Post-53 – Looking Back (1981-1984)

This week’s picture was provided by Jim Anspach and is of SUE work in 1984 on the first State DOT project (see more below). The quality of the picture is not very good, but I wanted to use it anyway because it is probably the only picture in existence of this first DOT SUE project. It also shows some of the equipment being used.

To truly understand what SUE is today, I believe it is important to understand what it was in the beginning. So, having looked at SUE from 1981 thru1999 in 2023 posts, and before moving onto the 2000s in 2024 posts, let’s take a few weeks and look back a little bit to the beginning.

SUE History from1981thru1984 

(1) Garon Stutzman “invented” SUE in 1981 and was the prime force behind the ideas and concepts of it. With the financial backing of a Washington area contractor, W.R. Owens, Garon formed So-Deep, Inc. 

(2) In 1982, the County of Fairfax, Virginia, entered into a contract with So-Deep for test holes. This was the Nation’s first instance of a governmental body entering into a task-order basis contract for locating utilities.

(3) In 1983 Garon Stutzman hired Jim Anspach, a Penn State geophysicist (now considered to be the “Father of SUE”) to provide surface geophysics and lots more. 

(4) About this time, questions arose regarding what to call these services. Jim Anspach and Jeff Oakley, a Penn State physics graduate, developed the terms “designating” and “locating” to differentiate these functions more accurately. The thinking was that a utility is not “located” until it is exposed; and until then, its existence and approximate location are “designated” by interpreting an energy field of some kind.

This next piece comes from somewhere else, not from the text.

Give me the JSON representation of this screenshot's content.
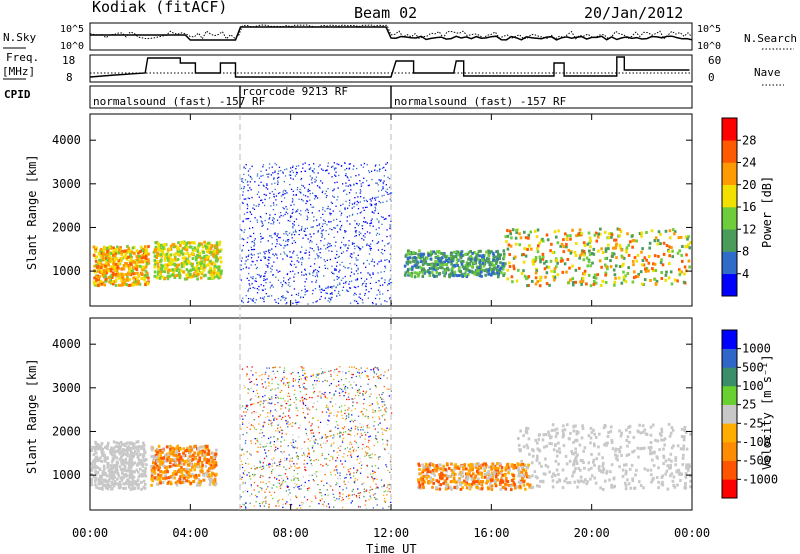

(5) In late 1983 Garon Stutzman approached the Virginia Department of Transportation (VDOT) and proposed designating all of the utilities on a highway project during the design stage so that designers could avoid them on paper when possible. J.C. Carr, the State Utility Engineer for VDOT, saw the potential and allocated $10,000 for a trial project, a massive road reconstruction in Crystal City traversing the Pentagon and Washington National Airport areas. Construction plans were already drawn, with utilities plotted from owner records and supposedly certified as correct by the utility companies. So-Deep designated the utilities during nighttime hours, and a VDOT crew surveyed the designations and plotted them on the plans. There were vast differences. So-Deep then performed approximately 100 test holes to prove their designations were accurate and to further identify the potential conflicts. On the record, VDOT stated to the Federal Highway Administration (FHWA) that over $1 million in savings to the taxpayer were realized. Off the record, the figure was $7 million or more.